A battle with cattle


TWO weeks ago a man of 82 was killed by a herd of cows in a field not far from here. The man and his wife were walking their two dogs near the Ribblehead Viaduct in North Yorkshire when the cows, which had calves, went for them. The man died at the scene and his wife was taken to hospital with shock. One dog was injured.

Such incidents are sadly not uncommon. In a typical year five people are killed by cattle, and many more are injured, not to mention traumatised. A cow can weigh about two thirds of a ton and a bull well over a ton, plus they are equipped with rock-hard hooves and they can run fast when they want to. And they hate dogs.

My husband Alan had a graphic warning about the dangers of cows this week when he was out with our working cocker spaniel Bingo. This is his account:

‘After a brisk walk around the fell above our home, Bingo and I were returning down a farm track marked “public footpath”. It’s about 15ft wide with dry stone walls on both sides. A woman from the village was coming the other way with her dog and she warned me that cattle with calves were blocking the path further down. She said she had taken a substantial detour across two fields to avoid them but they had probably dispersed by now.

‘Sure enough, I soon came across a group which had largely left the path and headed back into their field through an open gate, so we pressed on. Rounding a bend, we were confronted by another herd of about two dozen, completely blocking the track and heading our way. I swiftly put Bingo on the lead and was trying to stare them down when one of them bellowed and ran straight at the dog. I remembered reading that in such a case you should always drop the lead as it gives both you and the dog more chance of escape. The cow reared up on its hind legs intending to crush Bingo with its front hooves. He dodged it but by now the whole herd were bellowing and trying to get at him. Their entire focus was on him and I was able to slip past. The noise was deafening. Somehow Bingo managed to avoid the flying hooves and ran down the hill. I could manage only a hurried stumbling walk given the rocky ground. To run would have almost certainly resulted in a fall followed by trampling from dozens of hooves. Thankfully the cattle also found the going treacherous and they were unable to catch up but they pursued us for some 200 yards, still bellowing, until we reached a gate and safety. 

‘I did consider going to confront the farmer and asking him to keep his livestock off the path but dog walkers around here tend to be told: “If you don’t like it, go somewhere else.” Which, sadly, is what we will have to do. At least we escaped shaken but unhurt, unlike that poor old chap at Ribblehead last month.’

Alan looked up cattle breeds later and thinks his assailants were Red Angus, which apparently are reputed to have a gentle temperament. Good job he didn’t encounter aggressive ones.

The problem is that walkers are allowed to cross farmland on public footpaths, and farmers are allowed to keep livestock on fields with footpaths. The exception is bulls of recognised dairy breeds (eg Ayrshire, Friesian, Holstein, Dairy Shorthorn, Guernsey, Jersey and Kerry), which are banned from being loose in fields crossed by public rights of way, but this does not apply to bulls of other breeds. Beef bulls may be kept in fields with public access as long as they are accompanied by cows. (I don’t know what the reasoning is for the difference.)

The Health and Safety Executive issues guidance to farmers, suggesting that they keep docile animals in fields with public access and display signs if a bull or cows with calves are in the area (I have never seen such a sign). Oddly, the guidance includes this: ‘Supplementary text should not suggest that the bull is aggressive, threatening or dangerous (ie avoid words such as “beware” or “danger”).’ Why on earth should this be? Is the bull likely to sue for defamation? Should walkers not be told if the animal is dangerous?

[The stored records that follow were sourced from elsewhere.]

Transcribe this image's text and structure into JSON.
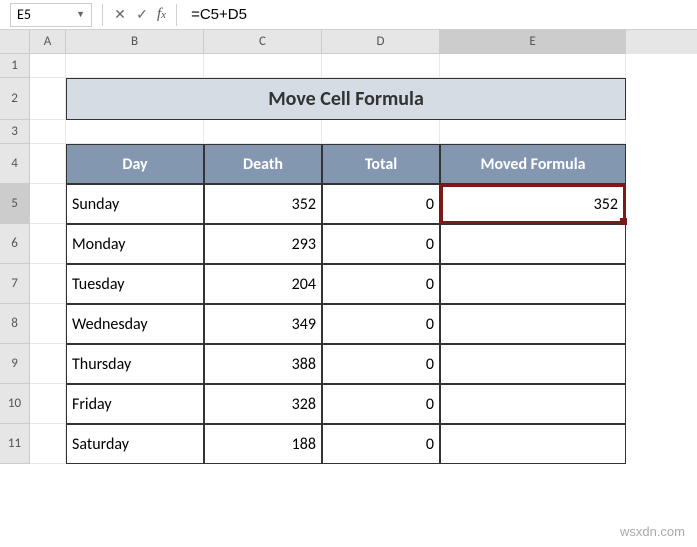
{
  "formula_bar": {
    "name_box": "E5",
    "formula": "=C5+D5"
  },
  "columns": [
    "A",
    "B",
    "C",
    "D",
    "E"
  ],
  "rows": [
    "1",
    "2",
    "3",
    "4",
    "5",
    "6",
    "7",
    "8",
    "9",
    "10",
    "11"
  ],
  "title": "Move Cell Formula",
  "headers": {
    "day": "Day",
    "death": "Death",
    "total": "Total",
    "moved": "Moved Formula"
  },
  "data": [
    {
      "day": "Sunday",
      "death": "352",
      "total": "0",
      "moved": "352"
    },
    {
      "day": "Monday",
      "death": "293",
      "total": "0",
      "moved": ""
    },
    {
      "day": "Tuesday",
      "death": "204",
      "total": "0",
      "moved": ""
    },
    {
      "day": "Wednesday",
      "death": "349",
      "total": "0",
      "moved": ""
    },
    {
      "day": "Thursday",
      "death": "388",
      "total": "0",
      "moved": ""
    },
    {
      "day": "Friday",
      "death": "328",
      "total": "0",
      "moved": ""
    },
    {
      "day": "Saturday",
      "death": "188",
      "total": "0",
      "moved": ""
    }
  ],
  "active_cell": {
    "row": 5,
    "col": "E"
  },
  "watermark": "wsxdn.com"
}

The received wisdom is that the danger comes from cows protecting their young calves, and that walkers with dogs are most at risk. However solicitor Mark Hambleton, whose firm handles compensation claims on behalf of people who have been injured or killed by cows, said in a 2017 blog: ‘In the last 12 months or so it has been really noticeable that clients have been describing to me the aggression of the cows and strength of the desire of the cows to attack them. These characteristics have been described in circumstances where there have been no calves present and/or where the walker was not walking a dog. This may go some way to challenging the anecdotal view that cow attacks usually happen only when there are calves and/or dogs present.’

His advice is to avoid cows as much as possible. He says: ‘I have recently settled a case in which a herd of cattle quickly covered 50 or 60 yards to attack walkers before they could get across the field safely. When my clients entered the field these cows were a considerable distance away and my clients perceived no threat of injury of coming into contact with the cows.

‘I have recently acted for a walker who thought he had passed safely through a field of cows when a number of them charged at him from behind so I would suggest keeping an eye on the cows at all times while you are in the field with them.’


The gunneras have grown well this week; some of the leaves are now about maximum size. I need to cut back the overhanging tree.

This is last week’s picture:

and this is yesterday:


The common twayblade orchids are now in their full glory. I am sure there are many more than last year. I have read that orchids have a habit of going dormant for years so maybe they were having a rest last year.